先日、ある製造業の社長からこんな相談を受けました。「退職金が口座に入ったままになっているんですが、何か対策したほうがいいですかね?」という一言でした。

実はこの問いかけ、相続対策の観点からはかなり重要なサインです。退職金を現金のまま持ち続けると、その全額が相続財産として課税対象になります。相続税の最高税率は55%。何も手を打たなければ、長年会社に貢献してきた退職金が大きく目減りしてしまいます。

現金は「フルで課税」、不動産には「割引評価」がある

相続税の評価は、資産の種類によって大きく変わります。現金は1円=1円でそのまま課税されますが、不動産にはいくつかの特例があります。

まず土地の場合、「路線価」という国が定めた評価基準が使われます。これは市場価格のおよそ80%前後。時価1億円の土地でも、相続税評価額は約8,000万円になる計算です。

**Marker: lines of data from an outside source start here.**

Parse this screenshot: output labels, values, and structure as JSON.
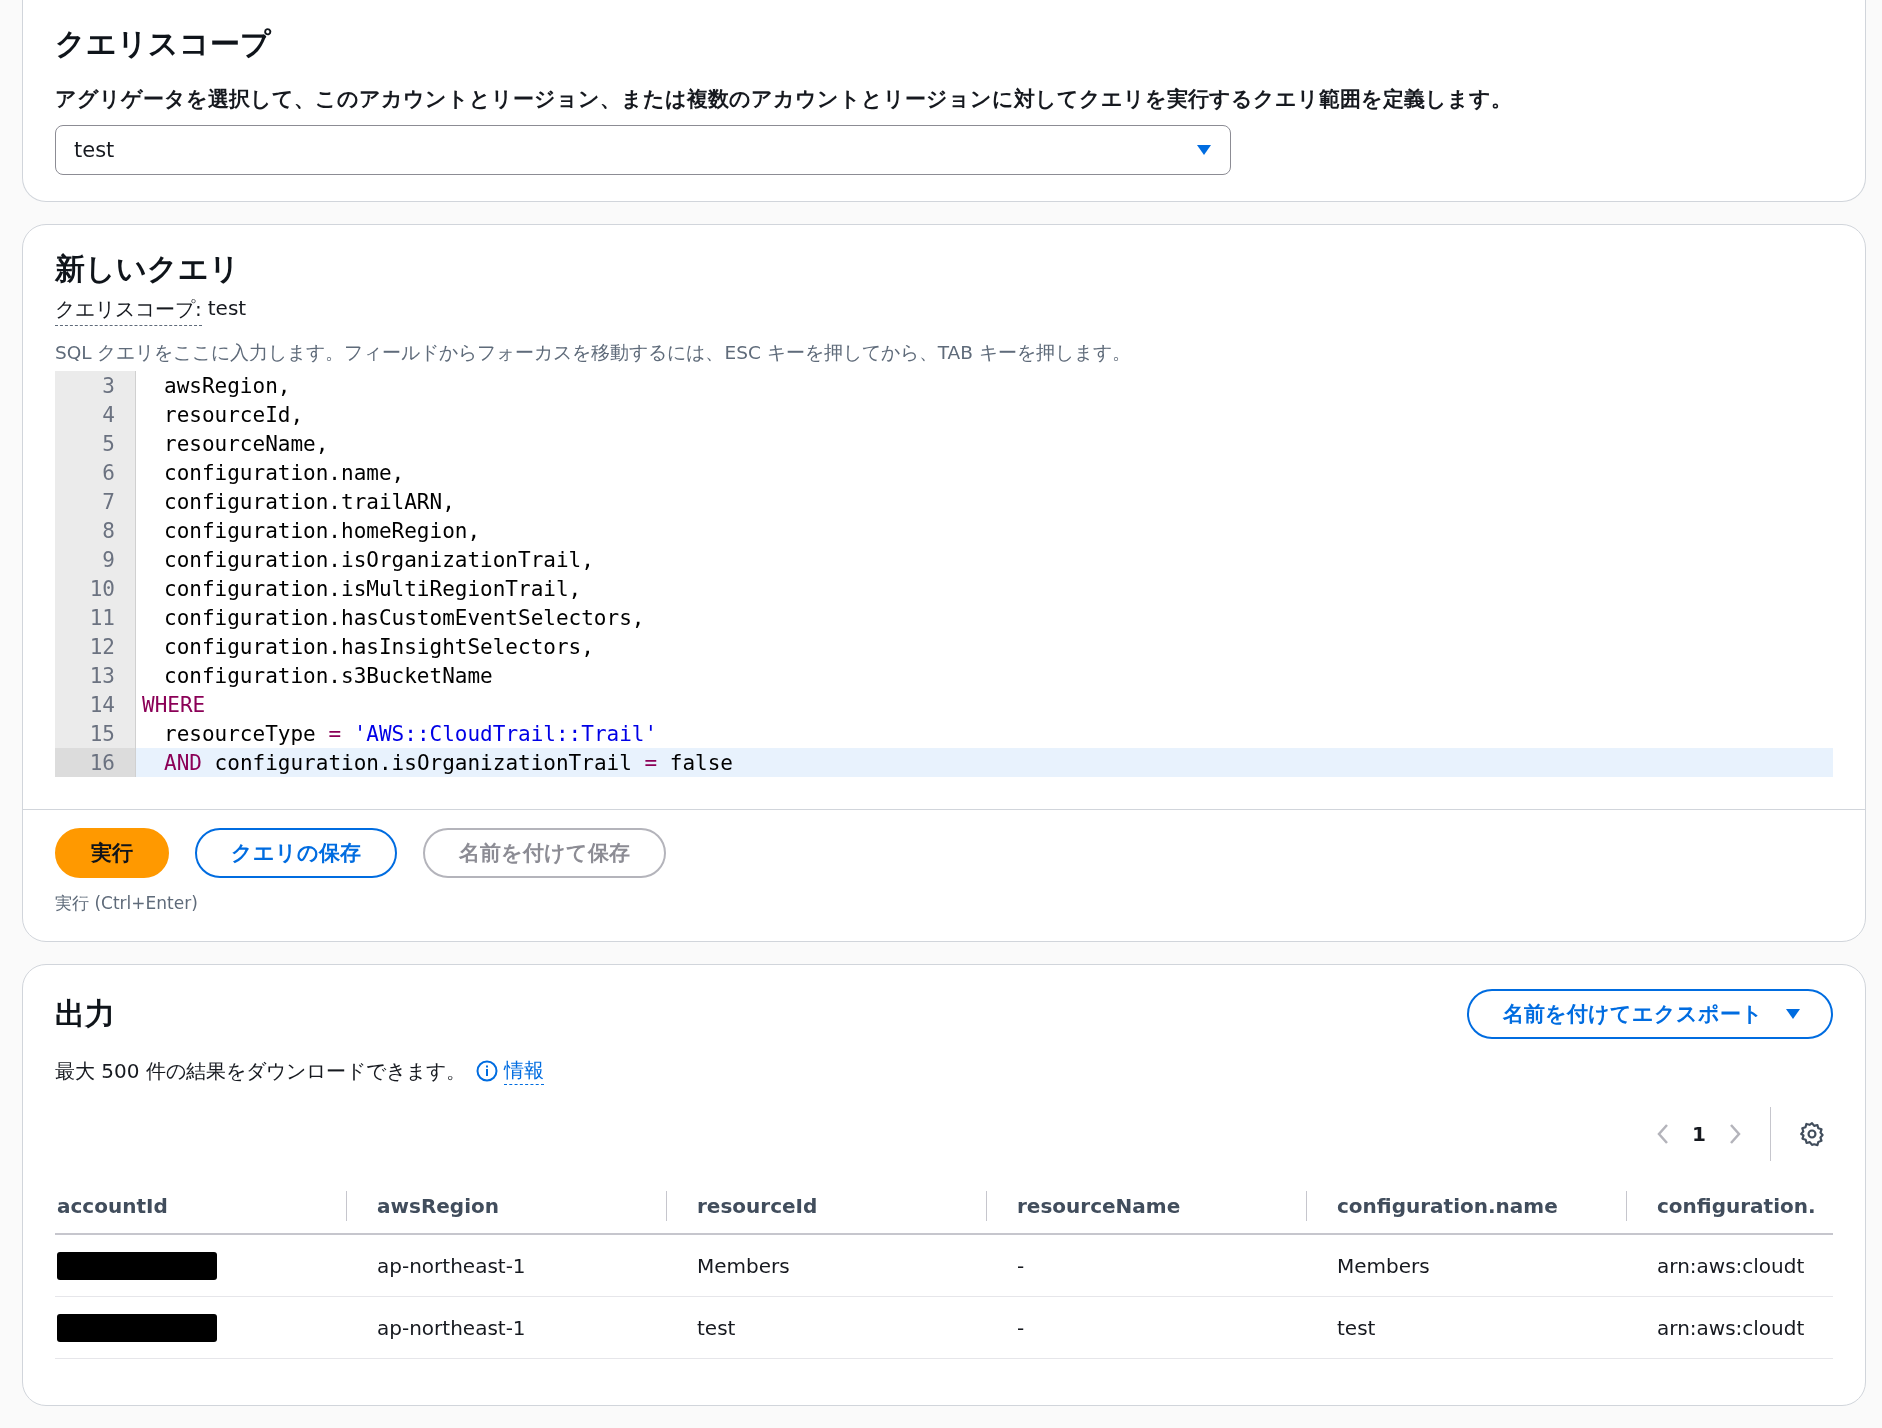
{
  "scope_panel": {
    "title": "クエリスコープ",
    "description": "アグリゲータを選択して、このアカウントとリージョン、または複数のアカウントとリージョンに対してクエリを実行するクエリ範囲を定義します。",
    "select_value": "test"
  },
  "query_panel": {
    "title": "新しいクエリ",
    "scope_label": "クエリスコープ:",
    "scope_value": "test",
    "editor_hint": "SQL クエリをここに入力します。フィールドからフォーカスを移動するには、ESC キーを押してから、TAB キーを押します。",
    "code_lines": [
      {
        "number": "3",
        "indent": true,
        "active": false,
        "tokens": [
          {
            "kind": "plain",
            "text": "awsRegion,"
          }
        ]
      },
      {
        "number": "4",
        "indent": true,
        "active": false,
        "tokens": [
          {
            "kind": "plain",
            "text": "resourceId,"
          }
        ]
      },
      {
        "number": "5",
        "indent": true,
        "active": false,
        "tokens": [
          {
            "kind": "plain",
            "text": "resourceName,"
          }
        ]
      },
      {
        "number": "6",
        "indent": true,
        "active": false,
        "tokens": [
          {
            "kind": "plain",
            "text": "configuration.name,"
          }
        ]
      },
      {
        "number": "7",
        "indent": true,
        "active": false,
        "tokens": [
          {
            "kind": "plain",
            "text": "configuration.trailARN,"
          }
        ]
      },
      {
        "number": "8",
        "indent": true,
        "active": false,
        "tokens": [
          {
            "kind": "plain",
            "text": "configuration.homeRegion,"
          }
        ]
      },
      {
        "number": "9",
        "indent": true,
        "active": false,
        "tokens": [
          {
            "kind": "plain",
            "text": "configuration.isOrganizationTrail,"
          }
        ]
      },
      {
        "number": "10",
        "indent": true,
        "active": false,
        "tokens": [
          {
            "kind": "plain",
            "text": "configuration.isMultiRegionTrail,"
          }
        ]
      },
      {
        "number": "11",
        "indent": true,
        "active": false,
        "tokens": [
          {
            "kind": "plain",
            "text": "configuration.hasCustomEventSelectors,"
          }
        ]
      },
      {
        "number": "12",
        "indent": true,
        "active": false,
        "tokens": [
          {
            "kind": "plain",
            "text": "configuration.hasInsightSelectors,"
          }
        ]
      },
      {
        "number": "13",
        "indent": true,
        "active": false,
        "tokens": [
          {
            "kind": "plain",
            "text": "configuration.s3BucketName"
          }
        ]
      },
      {
        "number": "14",
        "indent": false,
        "active": false,
        "tokens": [
          {
            "kind": "keyword",
            "text": "WHERE"
          }
        ]
      },
      {
        "number": "15",
        "indent": true,
        "active": false,
        "tokens": [
          {
            "kind": "plain",
            "text": "resourceType"
          },
          {
            "kind": "operator",
            "text": "="
          },
          {
            "kind": "string",
            "text": "'AWS::CloudTrail::Trail'"
          }
        ]
      },
      {
        "number": "16",
        "indent": true,
        "active": true,
        "tokens": [
          {
            "kind": "keyword",
            "text": "AND"
          },
          {
            "kind": "plain",
            "text": "configuration.isOrganizationTrail"
          },
          {
            "kind": "operator",
            "text": "="
          },
          {
            "kind": "plain",
            "text": "false"
          }
        ]
      }
    ],
    "buttons": [
      {
        "kind": "primary",
        "label": "実行",
        "disabled": false
      },
      {
        "kind": "normal",
        "label": "クエリの保存",
        "disabled": false
      },
      {
        "kind": "normal",
        "label": "名前を付けて保存",
        "disabled": true
      }
    ],
    "shortcut_hint": "実行 (Ctrl+Enter)"
  },
  "output_panel": {
    "title": "出力",
    "export_button": "名前を付けてエクスポート",
    "description": "最大 500 件の結果をダウンロードできます。",
    "info_link": "情報",
    "page": "1",
    "table": {
      "columns": [
        "accountId",
        "awsRegion",
        "resourceId",
        "resourceName",
        "configuration.name",
        "configuration."
      ],
      "rows": [
        {
          "cells": [
            {
              "redacted": true
            },
            {
              "text": "ap-northeast-1"
            },
            {
              "text": "Members"
            },
            {
              "text": "-"
            },
            {
              "text": "Members"
            },
            {
              "text": "arn:aws:cloudt"
            }
          ]
        },
        {
          "cells": [
            {
              "redacted": true
            },
            {
              "text": "ap-northeast-1"
            },
            {
              "text": "test"
            },
            {
              "text": "-"
            },
            {
              "text": "test"
            },
            {
              "text": "arn:aws:cloudt"
            }
          ]
        }
      ]
    }
  }
}
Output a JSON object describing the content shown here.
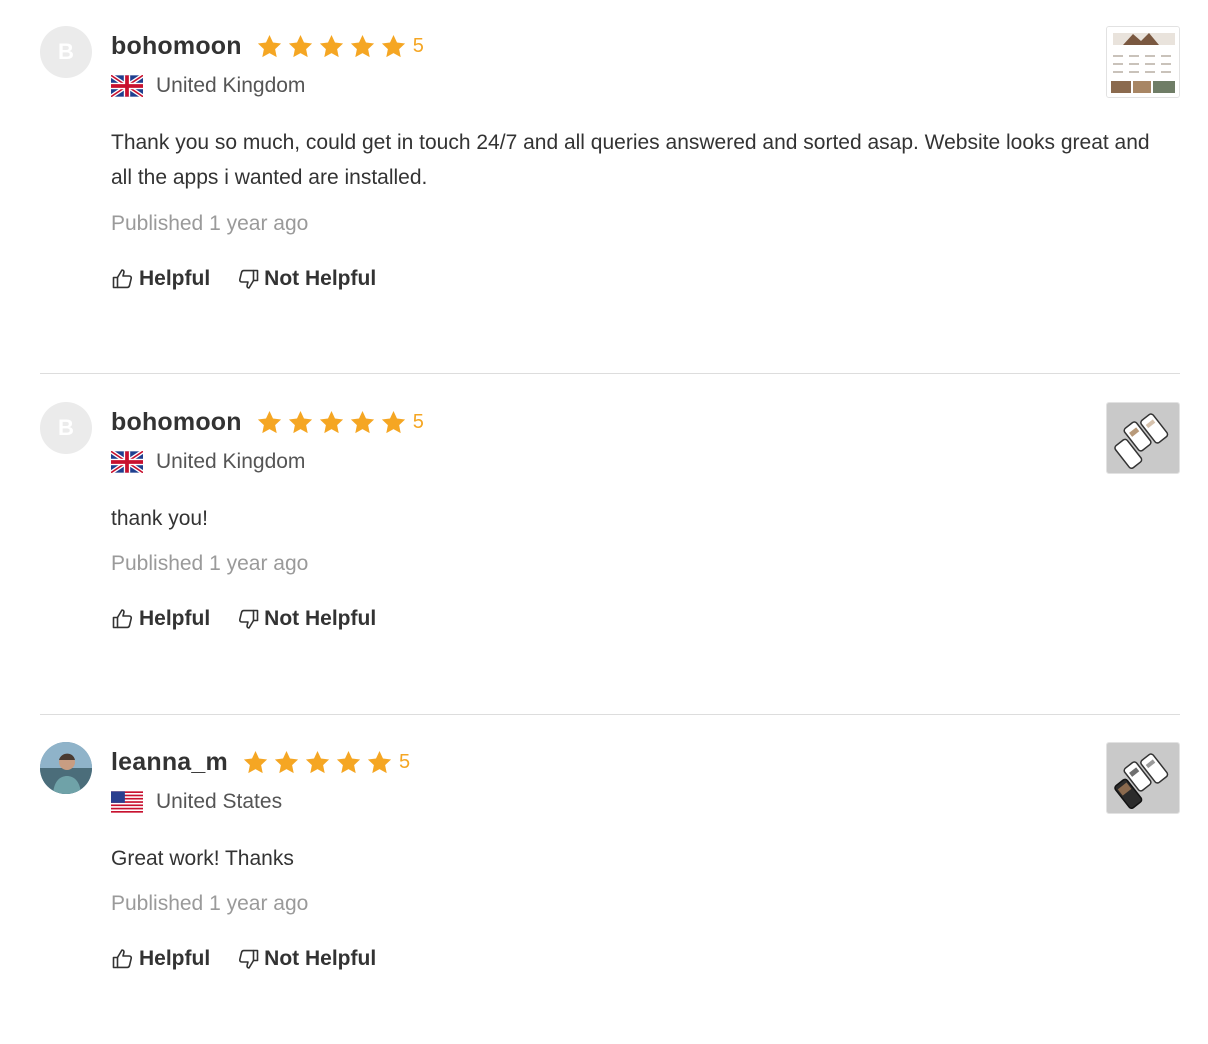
{
  "accent_color": "#f5a623",
  "reviews": [
    {
      "author": "bohomoon",
      "avatar_initial": "B",
      "rating": "5",
      "stars": 5,
      "country": "United Kingdom",
      "flag": "uk-flag",
      "text": "Thank you so much, could get in touch 24/7 and all queries answered and sorted asap. Website looks great and all the apps i wanted are installed.",
      "published": "Published 1 year ago",
      "helpful_label": "Helpful",
      "not_helpful_label": "Not Helpful"
    },
    {
      "author": "bohomoon",
      "avatar_initial": "B",
      "rating": "5",
      "stars": 5,
      "country": "United Kingdom",
      "flag": "uk-flag",
      "text": "thank you!",
      "published": "Published 1 year ago",
      "helpful_label": "Helpful",
      "not_helpful_label": "Not Helpful"
    },
    {
      "author": "leanna_m",
      "avatar_initial": "",
      "rating": "5",
      "stars": 5,
      "country": "United States",
      "flag": "us-flag",
      "text": "Great work! Thanks",
      "published": "Published 1 year ago",
      "helpful_label": "Helpful",
      "not_helpful_label": "Not Helpful"
    }
  ]
}
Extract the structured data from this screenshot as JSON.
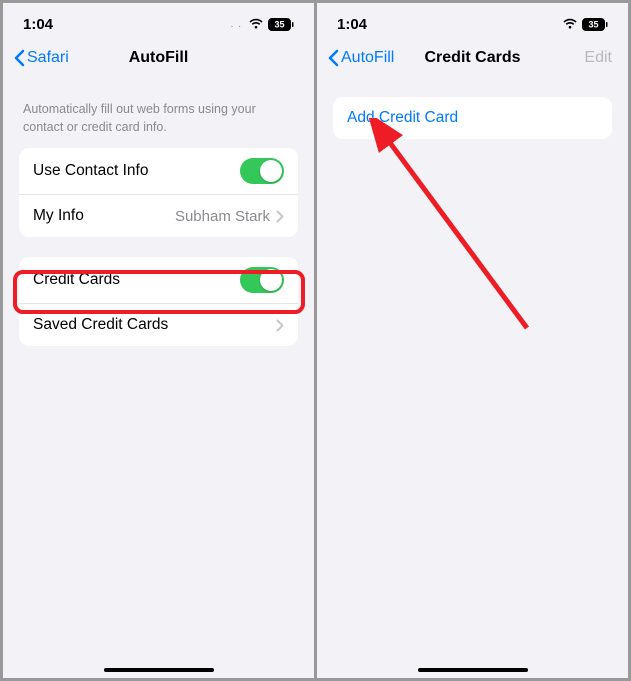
{
  "left": {
    "time": "1:04",
    "battery": "35",
    "back_label": "Safari",
    "title": "AutoFill",
    "hint": "Automatically fill out web forms using your contact or credit card info.",
    "group1": {
      "use_contact_label": "Use Contact Info",
      "my_info_label": "My Info",
      "my_info_value": "Subham Stark"
    },
    "group2": {
      "credit_cards_label": "Credit Cards",
      "saved_label": "Saved Credit Cards"
    }
  },
  "right": {
    "time": "1:04",
    "battery": "35",
    "back_label": "AutoFill",
    "title": "Credit Cards",
    "edit_label": "Edit",
    "add_card_label": "Add Credit Card"
  }
}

さらに、賃貸物件の場合は「貸家建付地」として追加の割引が適用されます。他人に貸しているぶん、自分が自由に使えないという理由から、評価額がさらに下がる仕組みです。建物も固定資産税評価額(市場価格の60〜70%程度)が基準になるため、トータルで見ると評価額の圧縮効果は相当なものになります。

1億円の賃貸物件が5,500万円になることも

具体的な数字で見てみましょう。

時価1億円の賃貸アパートを購入した場合、土地は路線価ベースで約8,000万円、さらに貸家建付地として評価が下がり、建物は固定資産税評価額で算定されます。最終的に相続税評価額が5,500万円前後になるケースも珍しくありません。

1億円の現金を持ち続けた場合と比べると、課税ベースが約45%圧縮されることになります。これが「退職金で賃貸不動産を買うと相続税が下がる」と言われる理由です。退職金を受け取ったタイミングで不動産購入を検討し、節税効果を享受している経営者は実際に少なくありません。

「節税だけが目的」の購入は否認リスクがある

ただし、ここには重要な注意点があります。節税目的のみで不動産を購入しても、税務調査で実態を問われた際に、評価の特例が否認されるリスクがあります。

特に、購入から短期間で相続が発生した場合、税務署が「実態に即した時価評価」を主張するケースが増えています。2022年以降、国税庁がこの種の節税スキームへの対応を強化しており、表面的な評価差だけを狙った購入には注意が必要です。

安全な考え方は「節税は副産物として享受しつつ、収益性のある物件を選ぶ」こと。立地・築年数・利回りをしっかり精査した物件であれば、節税効果と資産形成の両立につながります。

退職金の使途は、受け取る前から相談を

退職金を受け取ってから不動産に換えるタイミングも重要です。現金のまま眠らせておく時間が長いほど、万が一のときにフルで相続税がかかります。

かといって焦って購入するのは禁物ですが、「現金保有か、不動産活用か」という方針は、できれば退職前から税理士と相談して決めておくのが理想です。

退職金が確定する前の段階から動いておくと、物件探しの余裕も生まれ、条件の良い物件を選びやすくなります。まだ退職金の活用について本格的に考えたことがない方は、ぜひこの機会に信頼できる税理士に相談の場を設けてみてください。早めに動いた分だけ、選択肢が広がります。

※本記事は一般的な情報提供を目的としています。具体的な税務判断は税理士にご相談ください。